Le pilote braqua le Glock vers les nénuphars, bang bang, quand le talkie-walkie à sa ceinture se mit à crachoter.
— Del Piro, putain, ramène-toi ! gueulait Parise. Vite !
Jana ne voyait rien : la boue et la peur brouillaient ses circuits, les sons lui parvenaient déformés. Depuis combien de temps était-elle immergée ? Une, deux minutes ? Elle n’avait plus de souffle, d’autonomie, qu’une douleur écrasante dans la cage thoracique. On allait la couper en deux. Les poumons à l’agonie, Jana remonta à la surface, prête à mourir.
La lumière du soleil l’aveugla une seconde ; elle aperçut la rive déserte, les rochers, mais plus l’homme lancé à ses trousses. Il avait disparu. La Mapuche resta un moment immobile, n’osant sortir des roseaux. Une rumeur perça bientôt à ses oreilles. Une plainte lancinante qui traversait la jungle : la sirène de la brigade fluviale.
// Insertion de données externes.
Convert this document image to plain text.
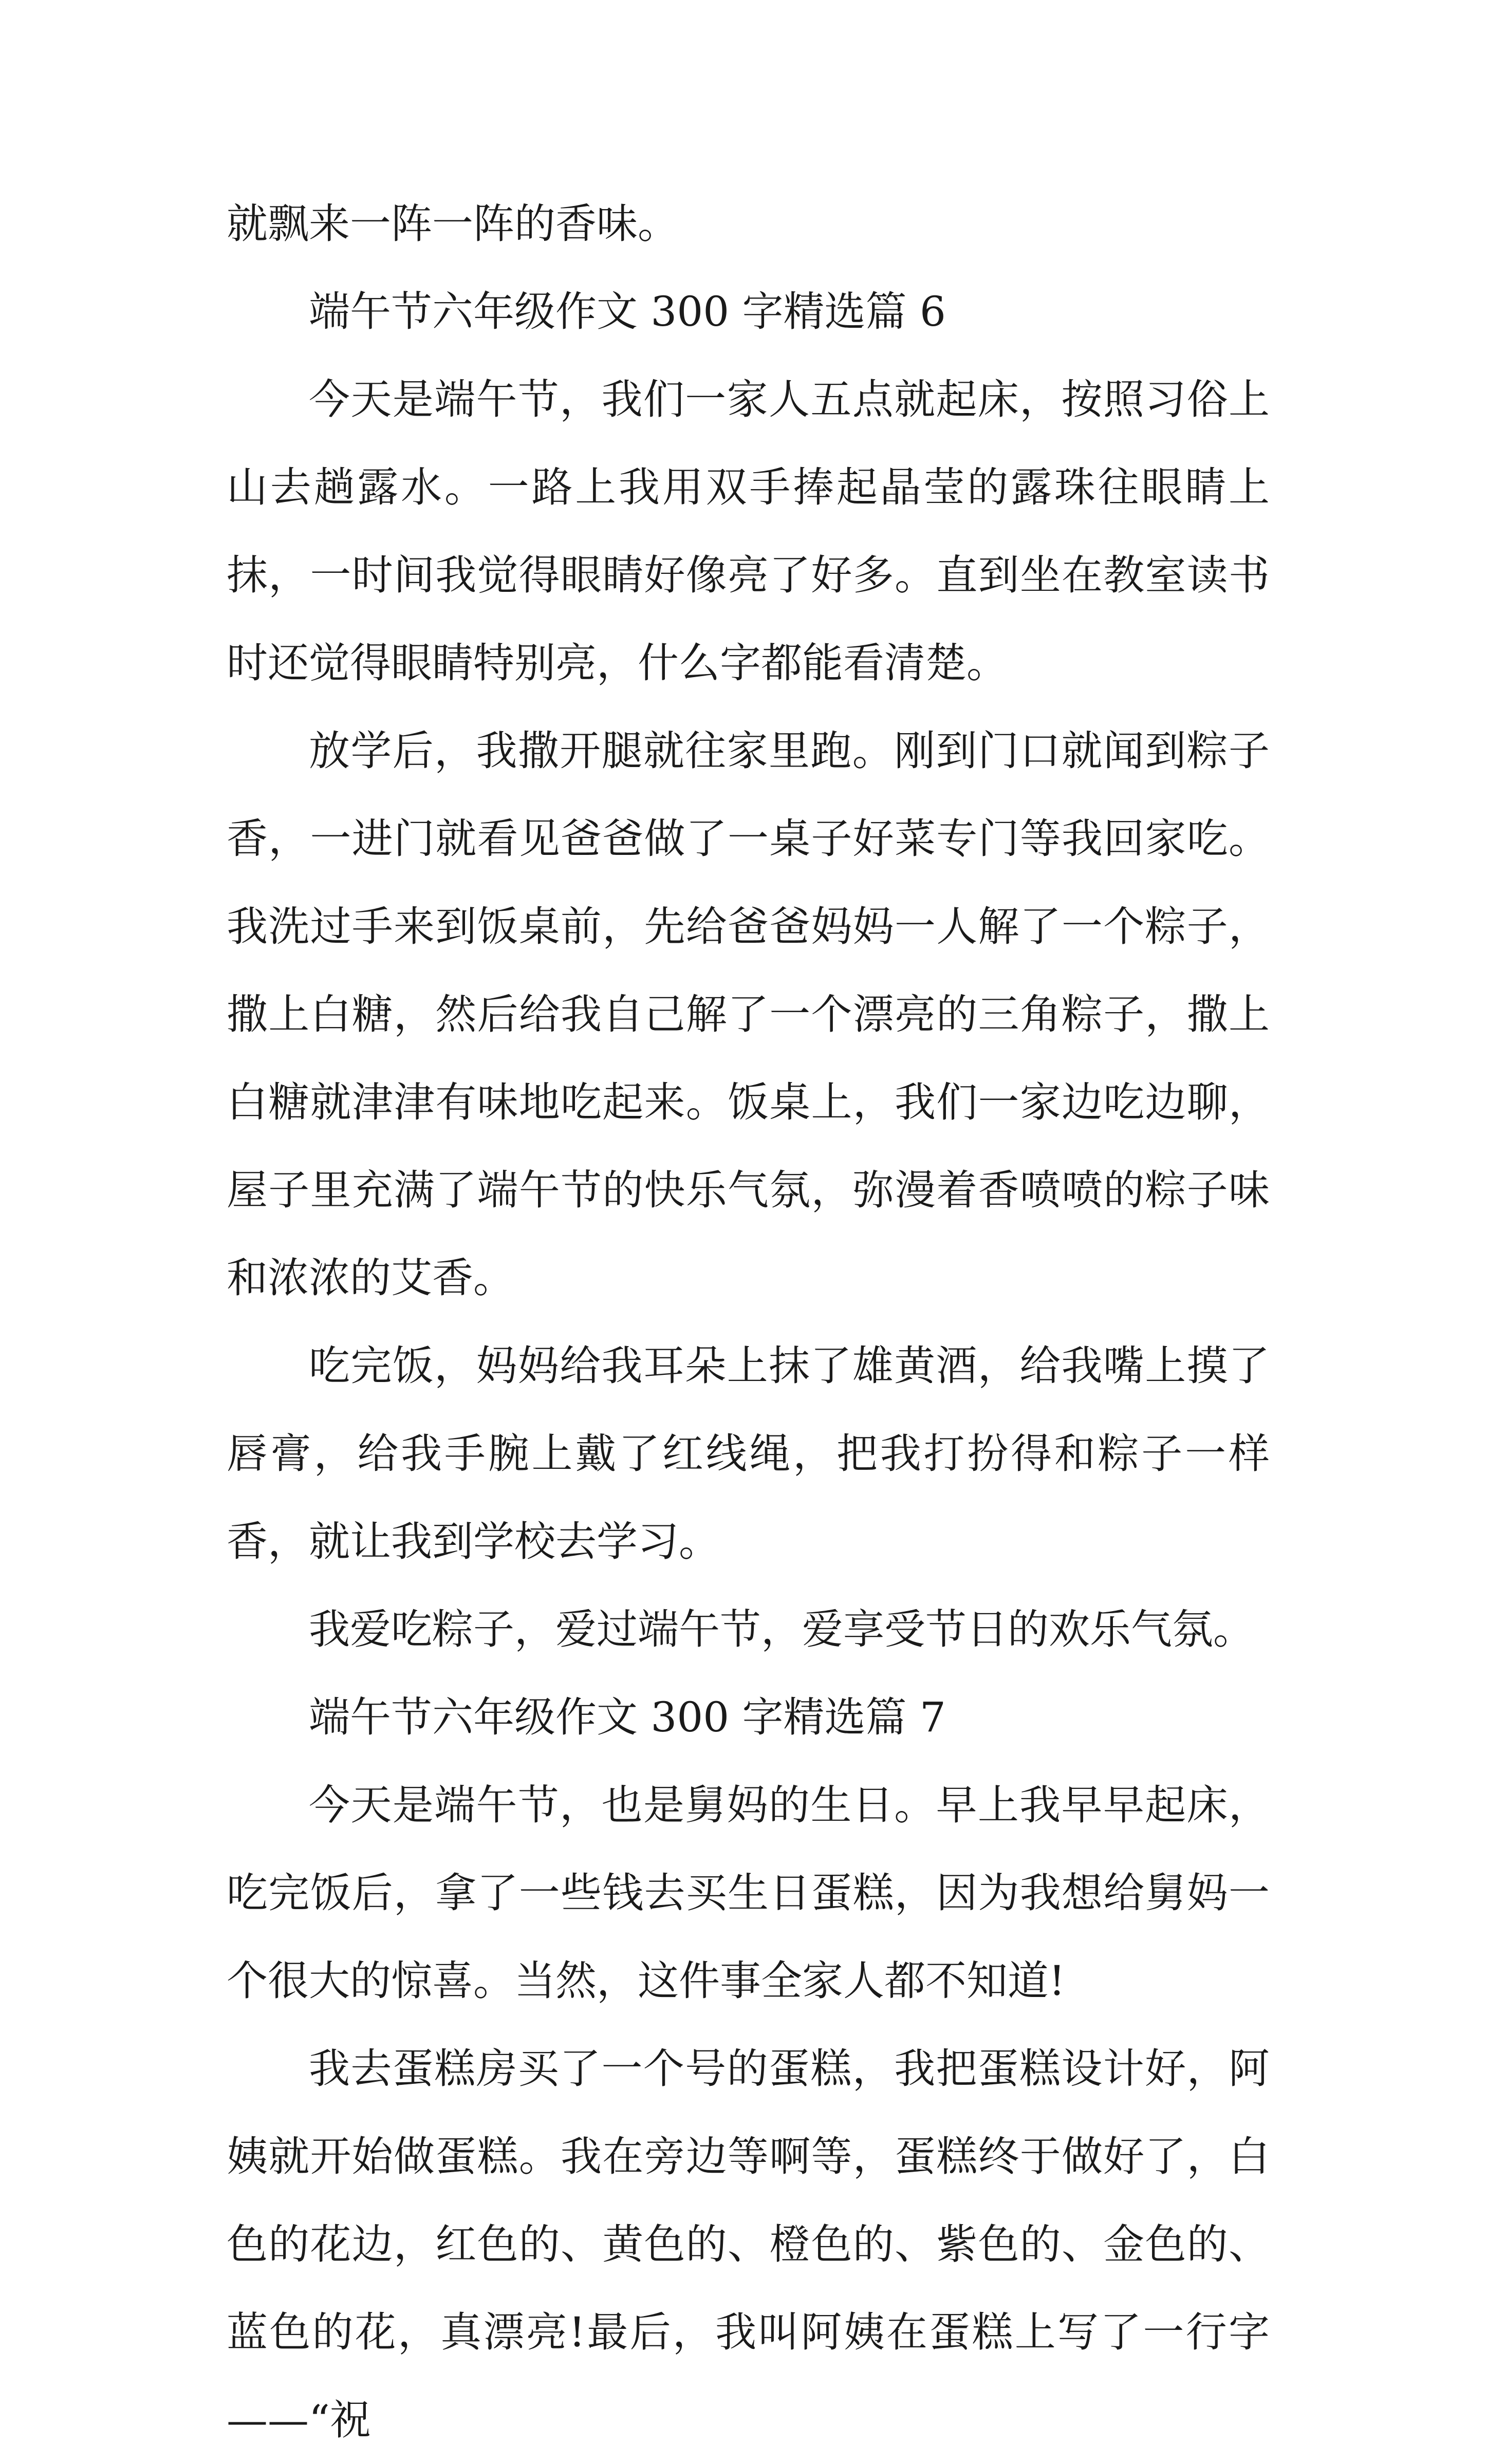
就飘来一阵一阵的香味。

端午节六年级作文 300 字精选篇 6

今天是端午节，我们一家人五点就起床，按照习俗上山去趟露水。一路上我用双手捧起晶莹的露珠往眼睛上抹，一时间我觉得眼睛好像亮了好多。直到坐在教室读书时还觉得眼睛特别亮，什么字都能看清楚。

放学后，我撒开腿就往家里跑。刚到门口就闻到粽子香，一进门就看见爸爸做了一桌子好菜专门等我回家吃。我洗过手来到饭桌前，先给爸爸妈妈一人解了一个粽子，撒上白糖，然后给我自己解了一个漂亮的三角粽子，撒上白糖就津津有味地吃起来。饭桌上，我们一家边吃边聊，屋子里充满了端午节的快乐气氛，弥漫着香喷喷的粽子味和浓浓的艾香。

吃完饭，妈妈给我耳朵上抹了雄黄酒，给我嘴上摸了唇膏，给我手腕上戴了红线绳，把我打扮得和粽子一样香，就让我到学校去学习。

我爱吃粽子，爱过端午节，爱享受节日的欢乐气氛。

端午节六年级作文 300 字精选篇 7

今天是端午节，也是舅妈的生日。早上我早早起床，吃完饭后，拿了一些钱去买生日蛋糕，因为我想给舅妈一个很大的惊喜。当然，这件事全家人都不知道!

我去蛋糕房买了一个号的蛋糕，我把蛋糕设计好，阿姨就开始做蛋糕。我在旁边等啊等，蛋糕终于做好了，白色的花边，红色的、黄色的、橙色的、紫色的、金色的、蓝色的花，真漂亮!最后，我叫阿姨在蛋糕上写了一行字——“祝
Jana trembla durant tout le chemin. Ses pieds étaient écorchés, ses bras, ses mains, le sang gouttait de son nez fracturé, elle longeait le rivage qui la ramenait vers la maison, dégoulinant de vase, de stress : où était Rubén ? Elle n’avait pas vu l’hydravion décoller plus tôt, juste entendu le grondement des moteurs quand il s’était enfui dans le ciel. Le soleil filtrait à travers les branches. Elle découvrit l’embarcation dont parlait Rubén, cachée sous le ventre d’un grand saule ; le sac de cuir qui avait appartenu à son père était glissé sous le siège. Elle se tourna vers les bois.
— Rubén ?
Pas de réponse. La maison n’était plus très loin. Bloquée par un bosquet d’épineux, elle coupa vers la jungle, moins dense à mesure qu’elle approchait. Les voix bientôt se firent plus distinctes : la Mapuche s’accroupit derrière les fourrés, à quarante mètres à peine de la maison, observa la scène, un goût de terre dans la bouche… Les flics avaient investi les lieux, certains revêtus de gilets pare-balles. Deux civils s’affairaient autour des cadavres. Ils étaient une demi-douzaine, alignés sur le sol. Jana frémit sous les branches : il flottait là comme une odeur d’épouvante. Elle scruta fiévreusement l’étalage de morts, ombre noire sous les frondaisons, mais aucun des hommes qui gisaient là ne ressemblait à Rubén. Des agents de police échangeaient quelques mots indistincts devant la vedette à coque grise amarrée contre le ponton. L’un d’eux, jusqu’alors accroupi, se releva avant de se diriger vers celui qui semblait être son supérieur. Jana aperçut alors les deux corps à terre, à l’écart : une blonde en uniforme de police, le visage dévasté, et Rubén, lui aussi inerte, qui baignait dans son sang. Il était torse nu, allongé sur le ventre, les bras ramenés le long des jambes, deux banderilles encore plantées dans le dos…
Jana reflua sous les branches, sourde au monde.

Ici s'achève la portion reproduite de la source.